Ferner legt die Literatur den Schluss nahe, dass François Bernier der erste Autor gewesen sei, der den Rassenbegriff auf Menschen anwandte. Er nahm eine Klassifizierung der Menschen vor und teilte sie in vier unterschiedliche „Rassen“ ein: die Europäer, die Afrikaner, die Asiaten und die Lappländer. Diese Zuordnung in diverse „Rassen“ sollte zudem eine neue geographische Einteilung der Erde darstellen (vgl. ebd.). Heute erkennt die Wissenschaft an, dass die diskursive Anschauung von „Rassen“, welche durch Unterscheidungssysteme geprägt ist und nachweislich einen erheblichen Einfluss auf die Strukturierung der heutigen Zeit einnimmt und die Versuche, Menschen nach genetisch bedingten Merkmalen zu klassifizieren, kein wissenschaftliches Fundament bietet (vgl. Hall 2018, S. 57). Die UNESCO verweist folgerichtig in dem Schreiben „Declaration on Race and Racial Prejudice“ von 1978 im Article 1 auf folgendes hin:
„All human beings belong to a single species and are descended from a common stock. They are born equal in dignity an rights and all form an integral part of humanity” (UNESCO 1978).

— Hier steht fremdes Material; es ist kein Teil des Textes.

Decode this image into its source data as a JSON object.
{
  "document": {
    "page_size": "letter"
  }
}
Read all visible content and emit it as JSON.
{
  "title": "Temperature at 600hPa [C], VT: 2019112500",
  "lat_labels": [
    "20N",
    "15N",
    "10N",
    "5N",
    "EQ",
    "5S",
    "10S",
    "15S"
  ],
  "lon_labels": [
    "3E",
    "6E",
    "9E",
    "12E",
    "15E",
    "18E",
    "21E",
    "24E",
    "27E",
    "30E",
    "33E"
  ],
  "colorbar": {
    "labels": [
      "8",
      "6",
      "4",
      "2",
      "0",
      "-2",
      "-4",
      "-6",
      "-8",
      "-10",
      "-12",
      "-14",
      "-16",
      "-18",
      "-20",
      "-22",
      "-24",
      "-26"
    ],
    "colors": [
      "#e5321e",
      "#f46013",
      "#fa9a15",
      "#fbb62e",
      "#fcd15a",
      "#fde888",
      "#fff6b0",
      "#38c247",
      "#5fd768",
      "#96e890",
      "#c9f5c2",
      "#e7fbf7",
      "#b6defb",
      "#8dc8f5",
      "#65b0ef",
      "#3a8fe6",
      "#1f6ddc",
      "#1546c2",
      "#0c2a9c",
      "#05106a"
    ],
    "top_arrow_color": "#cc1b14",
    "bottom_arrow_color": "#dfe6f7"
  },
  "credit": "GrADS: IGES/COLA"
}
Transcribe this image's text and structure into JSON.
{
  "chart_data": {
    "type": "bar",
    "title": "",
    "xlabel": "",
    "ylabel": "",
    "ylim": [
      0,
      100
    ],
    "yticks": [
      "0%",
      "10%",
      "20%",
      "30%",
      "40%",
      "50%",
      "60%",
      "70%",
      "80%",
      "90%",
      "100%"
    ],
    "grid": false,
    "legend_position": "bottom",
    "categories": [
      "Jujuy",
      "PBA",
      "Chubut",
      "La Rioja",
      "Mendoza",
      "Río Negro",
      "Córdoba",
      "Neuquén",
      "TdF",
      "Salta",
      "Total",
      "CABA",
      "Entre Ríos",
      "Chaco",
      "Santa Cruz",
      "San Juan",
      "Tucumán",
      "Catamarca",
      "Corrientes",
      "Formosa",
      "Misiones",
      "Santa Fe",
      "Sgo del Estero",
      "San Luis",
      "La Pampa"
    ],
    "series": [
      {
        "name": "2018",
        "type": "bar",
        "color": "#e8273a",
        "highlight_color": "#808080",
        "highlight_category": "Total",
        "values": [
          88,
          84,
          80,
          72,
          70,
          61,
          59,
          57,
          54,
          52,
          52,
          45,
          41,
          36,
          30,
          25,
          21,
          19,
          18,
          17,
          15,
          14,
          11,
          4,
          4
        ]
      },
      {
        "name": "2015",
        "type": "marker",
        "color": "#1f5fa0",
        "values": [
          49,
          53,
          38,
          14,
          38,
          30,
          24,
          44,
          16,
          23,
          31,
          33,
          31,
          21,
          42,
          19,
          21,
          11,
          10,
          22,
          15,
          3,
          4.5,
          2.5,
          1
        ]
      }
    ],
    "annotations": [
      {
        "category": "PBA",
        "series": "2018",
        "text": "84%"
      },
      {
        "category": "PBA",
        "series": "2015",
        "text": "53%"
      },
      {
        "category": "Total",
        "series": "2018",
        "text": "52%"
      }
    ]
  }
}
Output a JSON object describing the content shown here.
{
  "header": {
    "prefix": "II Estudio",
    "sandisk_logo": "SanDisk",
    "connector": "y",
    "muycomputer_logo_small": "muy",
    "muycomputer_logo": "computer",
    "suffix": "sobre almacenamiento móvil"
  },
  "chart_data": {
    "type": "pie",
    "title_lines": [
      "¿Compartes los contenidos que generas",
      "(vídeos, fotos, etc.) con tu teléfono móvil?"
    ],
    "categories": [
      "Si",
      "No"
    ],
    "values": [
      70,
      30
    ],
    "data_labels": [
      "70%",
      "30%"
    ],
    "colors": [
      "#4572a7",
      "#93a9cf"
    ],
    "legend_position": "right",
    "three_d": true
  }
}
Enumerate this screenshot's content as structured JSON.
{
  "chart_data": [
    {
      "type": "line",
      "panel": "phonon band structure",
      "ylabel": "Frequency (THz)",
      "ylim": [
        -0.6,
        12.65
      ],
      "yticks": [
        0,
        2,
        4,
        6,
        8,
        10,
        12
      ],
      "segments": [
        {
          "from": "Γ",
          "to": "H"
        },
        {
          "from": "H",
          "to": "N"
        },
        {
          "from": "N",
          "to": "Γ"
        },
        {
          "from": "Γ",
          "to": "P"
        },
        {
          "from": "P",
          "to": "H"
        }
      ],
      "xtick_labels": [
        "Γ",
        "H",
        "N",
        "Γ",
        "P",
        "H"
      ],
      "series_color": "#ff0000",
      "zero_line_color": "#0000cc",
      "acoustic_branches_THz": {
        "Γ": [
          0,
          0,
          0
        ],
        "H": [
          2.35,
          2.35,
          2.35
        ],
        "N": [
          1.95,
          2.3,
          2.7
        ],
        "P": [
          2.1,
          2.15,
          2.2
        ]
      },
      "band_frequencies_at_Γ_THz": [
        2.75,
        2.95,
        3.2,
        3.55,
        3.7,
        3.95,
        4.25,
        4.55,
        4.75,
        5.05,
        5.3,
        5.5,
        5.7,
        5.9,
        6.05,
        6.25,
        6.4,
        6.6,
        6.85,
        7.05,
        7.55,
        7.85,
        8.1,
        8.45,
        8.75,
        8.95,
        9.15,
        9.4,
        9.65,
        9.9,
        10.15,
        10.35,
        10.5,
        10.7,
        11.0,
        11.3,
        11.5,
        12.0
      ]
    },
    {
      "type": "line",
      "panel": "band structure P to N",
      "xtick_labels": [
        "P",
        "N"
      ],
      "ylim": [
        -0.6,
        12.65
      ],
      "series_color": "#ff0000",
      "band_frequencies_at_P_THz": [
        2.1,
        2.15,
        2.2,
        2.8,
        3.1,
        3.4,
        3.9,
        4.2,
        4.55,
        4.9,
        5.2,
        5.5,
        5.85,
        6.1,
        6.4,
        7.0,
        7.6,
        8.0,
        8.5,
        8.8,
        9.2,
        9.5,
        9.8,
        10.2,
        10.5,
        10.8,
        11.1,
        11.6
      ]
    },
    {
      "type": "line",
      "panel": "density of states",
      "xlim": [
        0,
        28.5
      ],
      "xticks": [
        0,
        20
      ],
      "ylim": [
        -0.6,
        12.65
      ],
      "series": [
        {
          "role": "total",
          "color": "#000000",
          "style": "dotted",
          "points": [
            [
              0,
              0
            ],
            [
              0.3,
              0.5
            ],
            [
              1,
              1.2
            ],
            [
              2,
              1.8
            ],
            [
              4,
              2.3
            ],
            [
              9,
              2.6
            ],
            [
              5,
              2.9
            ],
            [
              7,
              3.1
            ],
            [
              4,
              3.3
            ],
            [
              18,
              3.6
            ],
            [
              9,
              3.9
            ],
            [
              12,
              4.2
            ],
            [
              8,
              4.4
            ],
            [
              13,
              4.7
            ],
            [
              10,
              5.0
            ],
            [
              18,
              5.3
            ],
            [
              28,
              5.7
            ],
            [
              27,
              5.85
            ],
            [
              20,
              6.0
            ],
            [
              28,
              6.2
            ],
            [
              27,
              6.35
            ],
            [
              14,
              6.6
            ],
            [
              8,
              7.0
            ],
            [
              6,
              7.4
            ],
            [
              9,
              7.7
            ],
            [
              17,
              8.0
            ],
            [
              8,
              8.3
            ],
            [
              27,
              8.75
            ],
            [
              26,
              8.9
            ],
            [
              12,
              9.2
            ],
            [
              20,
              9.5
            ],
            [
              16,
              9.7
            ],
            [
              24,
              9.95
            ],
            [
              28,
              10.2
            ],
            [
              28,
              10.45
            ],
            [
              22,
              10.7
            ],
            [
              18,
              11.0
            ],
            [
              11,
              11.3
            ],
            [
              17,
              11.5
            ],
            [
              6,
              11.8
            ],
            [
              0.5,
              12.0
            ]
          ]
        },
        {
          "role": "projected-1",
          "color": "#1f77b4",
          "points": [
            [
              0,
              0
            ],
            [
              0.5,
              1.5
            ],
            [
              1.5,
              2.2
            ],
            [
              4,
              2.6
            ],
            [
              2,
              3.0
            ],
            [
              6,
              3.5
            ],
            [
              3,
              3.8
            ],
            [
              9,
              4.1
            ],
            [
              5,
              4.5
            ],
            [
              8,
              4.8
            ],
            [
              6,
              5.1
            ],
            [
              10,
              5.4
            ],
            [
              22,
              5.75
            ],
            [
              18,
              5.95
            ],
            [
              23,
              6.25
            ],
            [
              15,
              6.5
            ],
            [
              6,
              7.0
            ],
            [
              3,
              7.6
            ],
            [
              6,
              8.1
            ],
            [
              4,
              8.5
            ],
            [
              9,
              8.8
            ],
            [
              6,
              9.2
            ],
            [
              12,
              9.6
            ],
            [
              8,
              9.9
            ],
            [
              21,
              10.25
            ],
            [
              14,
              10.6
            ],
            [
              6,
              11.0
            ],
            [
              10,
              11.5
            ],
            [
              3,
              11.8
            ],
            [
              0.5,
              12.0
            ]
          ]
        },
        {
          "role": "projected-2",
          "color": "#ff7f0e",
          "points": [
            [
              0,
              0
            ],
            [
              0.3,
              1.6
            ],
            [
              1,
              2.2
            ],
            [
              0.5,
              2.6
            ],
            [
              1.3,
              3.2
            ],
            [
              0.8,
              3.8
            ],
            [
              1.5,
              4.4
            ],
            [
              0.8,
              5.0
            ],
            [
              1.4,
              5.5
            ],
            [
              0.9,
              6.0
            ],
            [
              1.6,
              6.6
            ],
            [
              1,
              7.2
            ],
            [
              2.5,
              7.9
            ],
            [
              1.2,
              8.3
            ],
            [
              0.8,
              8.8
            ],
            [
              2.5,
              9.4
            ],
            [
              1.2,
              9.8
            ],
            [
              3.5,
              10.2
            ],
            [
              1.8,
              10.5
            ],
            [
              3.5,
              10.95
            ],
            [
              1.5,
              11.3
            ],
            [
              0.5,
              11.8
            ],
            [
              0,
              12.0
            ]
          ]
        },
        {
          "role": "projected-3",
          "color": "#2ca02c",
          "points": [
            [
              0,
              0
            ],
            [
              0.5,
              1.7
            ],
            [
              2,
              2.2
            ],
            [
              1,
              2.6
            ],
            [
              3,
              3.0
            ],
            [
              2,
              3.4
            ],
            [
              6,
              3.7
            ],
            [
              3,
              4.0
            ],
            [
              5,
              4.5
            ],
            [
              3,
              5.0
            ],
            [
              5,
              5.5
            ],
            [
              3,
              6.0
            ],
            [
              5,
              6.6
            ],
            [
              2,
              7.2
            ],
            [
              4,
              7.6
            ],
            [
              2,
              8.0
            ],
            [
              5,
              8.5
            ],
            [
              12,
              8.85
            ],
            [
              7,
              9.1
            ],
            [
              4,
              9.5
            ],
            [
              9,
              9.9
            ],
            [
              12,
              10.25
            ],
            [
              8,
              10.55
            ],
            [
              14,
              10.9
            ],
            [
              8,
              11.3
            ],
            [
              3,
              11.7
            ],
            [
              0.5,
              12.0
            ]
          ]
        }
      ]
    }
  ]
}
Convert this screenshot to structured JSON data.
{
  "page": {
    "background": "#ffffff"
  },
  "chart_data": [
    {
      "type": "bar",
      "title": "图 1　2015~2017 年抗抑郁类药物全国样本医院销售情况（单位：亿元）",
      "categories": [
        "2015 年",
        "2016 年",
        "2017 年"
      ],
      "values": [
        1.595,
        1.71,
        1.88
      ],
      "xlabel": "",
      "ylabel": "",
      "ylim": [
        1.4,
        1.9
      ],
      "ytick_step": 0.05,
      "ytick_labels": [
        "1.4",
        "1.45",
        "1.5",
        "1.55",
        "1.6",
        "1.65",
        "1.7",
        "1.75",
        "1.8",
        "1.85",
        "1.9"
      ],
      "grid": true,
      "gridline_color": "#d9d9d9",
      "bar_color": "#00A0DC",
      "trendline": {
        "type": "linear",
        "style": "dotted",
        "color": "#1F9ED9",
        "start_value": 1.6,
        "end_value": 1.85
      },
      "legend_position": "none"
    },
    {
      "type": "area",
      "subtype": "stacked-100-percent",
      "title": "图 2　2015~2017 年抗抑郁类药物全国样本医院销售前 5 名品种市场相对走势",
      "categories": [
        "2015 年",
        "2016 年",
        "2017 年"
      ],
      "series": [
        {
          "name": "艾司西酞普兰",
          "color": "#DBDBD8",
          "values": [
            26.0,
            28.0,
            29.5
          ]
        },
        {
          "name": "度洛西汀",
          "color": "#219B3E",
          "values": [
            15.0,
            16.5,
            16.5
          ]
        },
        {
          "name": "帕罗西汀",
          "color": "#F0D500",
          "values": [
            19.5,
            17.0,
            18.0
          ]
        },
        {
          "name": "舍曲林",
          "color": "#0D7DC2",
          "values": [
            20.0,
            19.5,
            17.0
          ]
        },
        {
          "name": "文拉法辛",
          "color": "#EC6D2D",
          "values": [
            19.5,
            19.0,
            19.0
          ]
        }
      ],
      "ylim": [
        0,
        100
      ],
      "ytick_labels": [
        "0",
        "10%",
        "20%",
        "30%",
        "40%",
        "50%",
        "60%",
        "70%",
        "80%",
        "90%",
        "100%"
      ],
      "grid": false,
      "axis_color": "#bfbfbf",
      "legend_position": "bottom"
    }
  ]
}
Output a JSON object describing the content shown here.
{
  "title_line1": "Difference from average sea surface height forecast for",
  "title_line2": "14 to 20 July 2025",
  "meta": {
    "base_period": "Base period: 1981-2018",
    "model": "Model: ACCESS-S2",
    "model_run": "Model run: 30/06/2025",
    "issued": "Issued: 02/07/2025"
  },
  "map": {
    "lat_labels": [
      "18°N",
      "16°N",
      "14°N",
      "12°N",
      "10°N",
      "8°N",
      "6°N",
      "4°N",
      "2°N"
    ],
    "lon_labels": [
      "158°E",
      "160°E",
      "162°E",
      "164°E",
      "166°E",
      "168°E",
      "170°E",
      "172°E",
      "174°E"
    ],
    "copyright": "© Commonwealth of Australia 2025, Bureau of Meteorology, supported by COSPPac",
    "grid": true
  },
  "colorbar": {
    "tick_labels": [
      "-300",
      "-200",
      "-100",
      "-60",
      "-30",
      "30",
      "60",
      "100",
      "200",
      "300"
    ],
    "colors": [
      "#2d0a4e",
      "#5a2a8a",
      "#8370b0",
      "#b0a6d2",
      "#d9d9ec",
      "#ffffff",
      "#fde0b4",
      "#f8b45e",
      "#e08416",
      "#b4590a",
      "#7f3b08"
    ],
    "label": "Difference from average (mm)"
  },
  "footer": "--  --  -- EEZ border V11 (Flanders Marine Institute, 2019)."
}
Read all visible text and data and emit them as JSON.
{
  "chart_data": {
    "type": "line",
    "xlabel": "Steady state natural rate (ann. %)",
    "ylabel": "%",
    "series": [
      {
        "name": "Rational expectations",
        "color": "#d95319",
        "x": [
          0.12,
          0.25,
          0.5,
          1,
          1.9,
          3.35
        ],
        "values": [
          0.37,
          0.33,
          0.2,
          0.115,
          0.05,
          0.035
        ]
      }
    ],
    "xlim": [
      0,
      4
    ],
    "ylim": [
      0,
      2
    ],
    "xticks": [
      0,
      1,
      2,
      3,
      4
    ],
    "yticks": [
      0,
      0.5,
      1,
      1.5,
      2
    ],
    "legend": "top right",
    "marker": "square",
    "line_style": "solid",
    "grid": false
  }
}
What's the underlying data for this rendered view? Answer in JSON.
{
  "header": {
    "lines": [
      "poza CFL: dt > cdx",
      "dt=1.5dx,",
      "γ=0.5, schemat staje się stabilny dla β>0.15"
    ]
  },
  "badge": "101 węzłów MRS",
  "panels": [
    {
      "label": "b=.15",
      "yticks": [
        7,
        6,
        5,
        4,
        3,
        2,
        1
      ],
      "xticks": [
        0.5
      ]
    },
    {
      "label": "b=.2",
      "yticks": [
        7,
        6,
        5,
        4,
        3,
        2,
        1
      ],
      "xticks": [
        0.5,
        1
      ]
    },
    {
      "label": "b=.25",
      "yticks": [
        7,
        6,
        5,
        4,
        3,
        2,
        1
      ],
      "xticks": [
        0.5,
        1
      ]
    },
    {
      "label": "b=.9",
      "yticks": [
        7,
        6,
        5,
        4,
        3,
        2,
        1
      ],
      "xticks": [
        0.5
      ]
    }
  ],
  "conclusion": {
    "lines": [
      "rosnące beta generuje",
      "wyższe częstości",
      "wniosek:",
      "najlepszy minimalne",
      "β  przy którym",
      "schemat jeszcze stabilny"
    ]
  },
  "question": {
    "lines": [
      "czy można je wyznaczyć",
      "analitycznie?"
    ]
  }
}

Die UNESCO verweist auf einen essentiellen Gesichtspunkt der besagt, dass wir Menschen, unabhängig von der Nationalität und Ethnie, Angehörige einer gemeinsamen und einzigen Art sind und von den gleichen Vorfahren abstammen. Schlussfolgernd sind wir Menschen gleichberechtigt an Würde und Rechten und repräsentieren als Gesamtheit die Menschheit (vgl. Fernandes Sequiera 2015, S. 110). Auch davon ausgehend, dass in der heutigen Zeit vor allem in westeuropäischen Sprachen vermehrt auf die Verwendung des Rassenbegriffs verzichtet wird, welches auf die Argumentation zurück zu führen ist, dass keine Person im wissenschaftlichen und politischen Kontext über das präzise Verständnis und die eindeutige Bezeichnung von „Rasse“ verfügt (vgl. Geulen 2018a, S. 23). Ferner ist man der Meinung, dass dieser Begriff einen willkürlichen Fachausdruck darstellt. Dies ist damit begründet, dass es bisher keine vorhandene wissenschaftliche Fundierung gab, die in der globalen Welt, im Naturreich oder unter der Menschheit stattgefunden hat. Wahrscheinlich, weil erst wir Menschen im Hinblick auf die Tierwelt,- den Begriff „Rasse“ selbstverständlich und ohne schlechtes Gewissen anwenden, obwohl es eben keine vorgegebene Naturordnung ist, sondern auf einer konstruierten Naturform basiert (vgl. ebd.).
Eine weitere Argumentation, welche sich auf den Verzicht des Begriffes bezieht, ist die, dass das Wort übergeordnet auf eine ideologische Funktion zurückzuführen ist, die es erlaubt bestimmte Zugehörigkeitsgruppen aus der Gesellschaft auszugrenzen, ohne mit Konsequenzen rechnen zu müssen. Diese Behauptung macht den Begriff zu einem Legitimations- und Begründungsbegriff, der Menschen grundlegend unterscheidet und zur Abgrenzung unterschiedlicher Gruppierungen führt. Kritisch zu betrachten ist die Funktion, den der Rassenbegriff hier einnimmt. Einerseits wird er willkürlich verwendet, andererseits soll ein naturgegebener Zustand beschrieben werden. Diese Ambivalenz lässt den Rassenbegriff als womöglich ideologischsten Begriff der Neuzeit erscheinen (vgl. Geulen 2018a, S. 23).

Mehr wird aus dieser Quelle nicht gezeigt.